Steward made these remarks at a City & Financial’s City Week event. The FCA department head said these unregulated, high risk, and volatile companies posed a risk to the broader financial system. As such, he warned consumers, banks and payment services companies against dealing with them.
“We have a number of firms that are clearly doing business in the UK without being registered with us and they are dealing with someone: banks, payment services firms, consumers,” he said. “This is a very real risk so we are worried about that.”
Extending registration deadline
Earlier this month, the FCA extended the deadline for its Temporary Registrations Regimes (TRR) until March 2022. Crypto asset firms that registered with the regulator before December 2020 can apply for the TRR. If accepted this would allow them to continue trading, while the FCA assesses their applications. The original deadline for the TRR was July 9, 2021.
The FCA said it was extending the deadline because many businesses were not meeting the required anti-money laundering standards. The FCA was appointed anti-money laundering and counter terrorist financing supervisor of crypto asset firms in January. As a consequence, “an unprecedented number of businesses” had withdrawn their applications, which poses a financial crime risk, Steward said.

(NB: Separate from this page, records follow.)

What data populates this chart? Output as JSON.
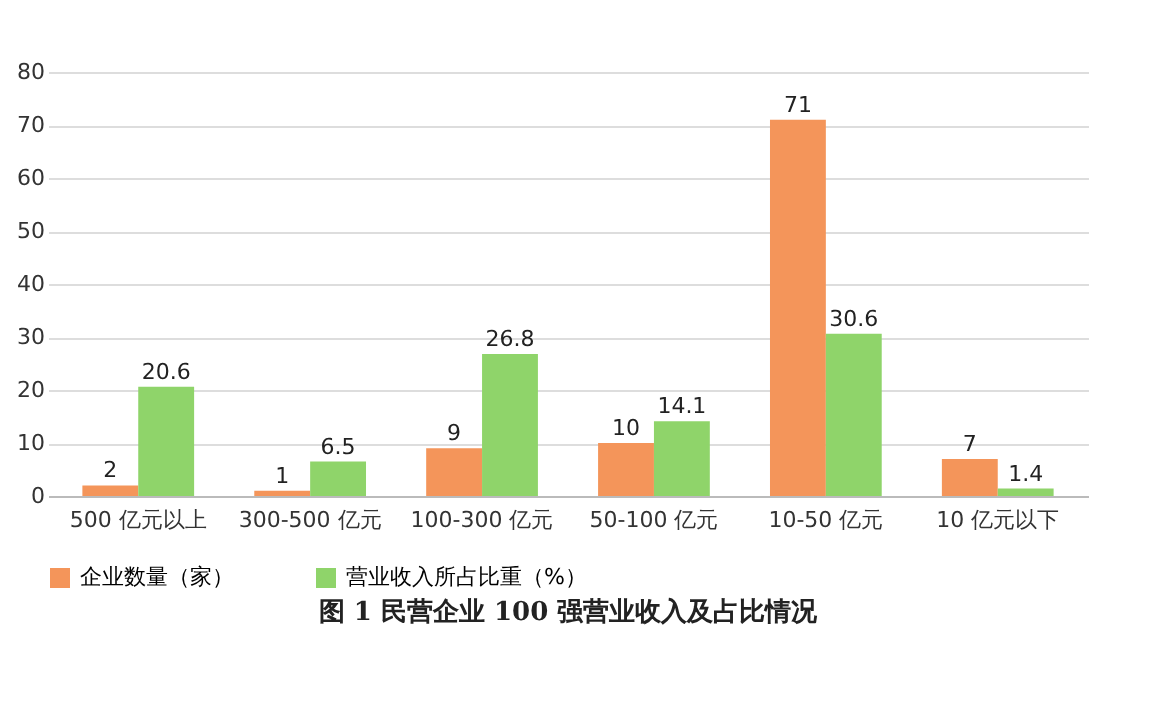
{
  "chart_data": {
    "type": "bar",
    "title": "图 1  民营企业 100 强营业收入及占比情况",
    "categories": [
      "500 亿元以上",
      "300-500 亿元",
      "100-300 亿元",
      "50-100 亿元",
      "10-50 亿元",
      "10 亿元以下"
    ],
    "series": [
      {
        "name": "企业数量（家）",
        "color": "#f4955a",
        "values": [
          2,
          1,
          9,
          10,
          71,
          7
        ]
      },
      {
        "name": "营业收入所占比重（%）",
        "color": "#8fd46a",
        "values": [
          20.6,
          6.5,
          26.8,
          14.1,
          30.6,
          1.4
        ]
      }
    ],
    "ylim": [
      0,
      80
    ],
    "yticks": [
      0,
      10,
      20,
      30,
      40,
      50,
      60,
      70,
      80
    ],
    "grid": "y",
    "legend": "bottom",
    "data_labels": true
  }
}
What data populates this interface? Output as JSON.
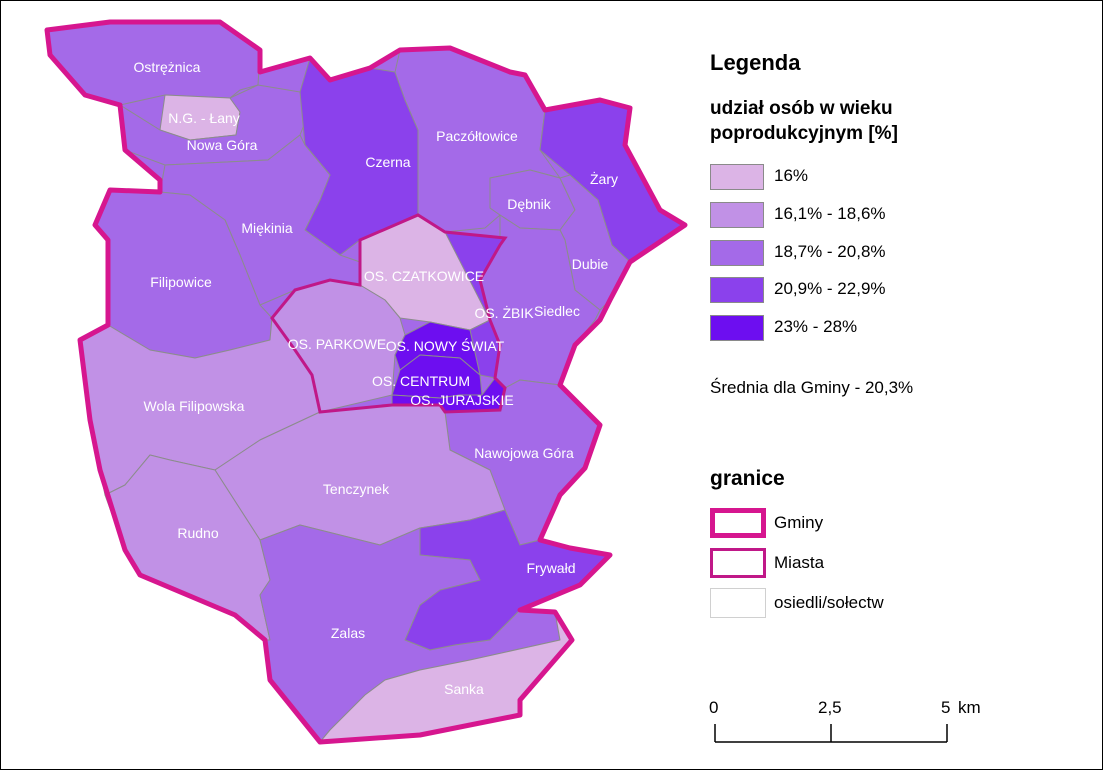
{
  "legend": {
    "title": "Legenda",
    "subtitle": "udział osób w wieku poprodukcyjnym [%]",
    "classes": [
      {
        "label": "16%",
        "color": "#dcb4e6"
      },
      {
        "label": "16,1% - 18,6%",
        "color": "#c191e6"
      },
      {
        "label": "18,7% - 20,8%",
        "color": "#a46ae8"
      },
      {
        "label": "20,9% - 22,9%",
        "color": "#8b41ec"
      },
      {
        "label": "23% - 28%",
        "color": "#6d0ef0"
      }
    ],
    "average": "Średnia dla Gminy - 20,3%",
    "boundaries_title": "granice",
    "boundaries": [
      {
        "label": "Gminy",
        "color": "#d6168f"
      },
      {
        "label": "Miasta",
        "color": "#c01888"
      },
      {
        "label": "osiedli/sołectw",
        "color": "#d0d0d0"
      }
    ]
  },
  "scalebar": {
    "ticks": [
      "0",
      "2,5",
      "5"
    ],
    "unit": "km"
  },
  "regions": {
    "ostreznica": {
      "name": "Ostrężnica",
      "class": 2
    },
    "ng_lany": {
      "name": "N.G. - Łany",
      "class": 0
    },
    "nowa_gora": {
      "name": "Nowa Góra",
      "class": 2
    },
    "czerna": {
      "name": "Czerna",
      "class": 3
    },
    "paczoltowice": {
      "name": "Paczółtowice",
      "class": 2
    },
    "zary": {
      "name": "Żary",
      "class": 3
    },
    "debnik": {
      "name": "Dębnik",
      "class": 2
    },
    "dubie": {
      "name": "Dubie",
      "class": 2
    },
    "siedlec": {
      "name": "Siedlec",
      "class": 2
    },
    "miekinia": {
      "name": "Miękinia",
      "class": 2
    },
    "filipowice": {
      "name": "Filipowice",
      "class": 2
    },
    "os_czatkowice": {
      "name": "OS. CZATKOWICE",
      "class": 0
    },
    "os_parkowe": {
      "name": "OS. PARKOWE",
      "class": 1
    },
    "os_zbik": {
      "name": "OS. ŻBIK",
      "class": 3
    },
    "os_nowy_swiat": {
      "name": "OS. NOWY ŚWIAT",
      "class": 4
    },
    "os_centrum": {
      "name": "OS. CENTRUM",
      "class": 4
    },
    "os_jurajskie": {
      "name": "OS. JURAJSKIE",
      "class": 4
    },
    "wola_filipowska": {
      "name": "Wola Filipowska",
      "class": 1
    },
    "nawojowa_gora": {
      "name": "Nawojowa Góra",
      "class": 2
    },
    "tenczynek": {
      "name": "Tenczynek",
      "class": 1
    },
    "rudno": {
      "name": "Rudno",
      "class": 1
    },
    "frywald": {
      "name": "Frywałd",
      "class": 3
    },
    "zalas": {
      "name": "Zalas",
      "class": 2
    },
    "sanka": {
      "name": "Sanka",
      "class": 0
    }
  }
}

Increasing crypto adoption
Meanwhile, the adoption of cryptocurrencies in Britain has grown. According to the most recent quantitative study from the FCA. Roughly 2.3 million British adults now hold crypto assets, a jump from the estimated 1.9 million in 2020. The study notes that while ownership increased, a general understanding of crypto assets seems to have diminished.
Despite lacking a thorough understanding, Steward says many new investors have bought in due to fear of missing out. Over the past year this demographic has remained largely middle to upper-middle class men over the age of 35. Steward likens this irrational exuberance to tulip mania of the 17th century.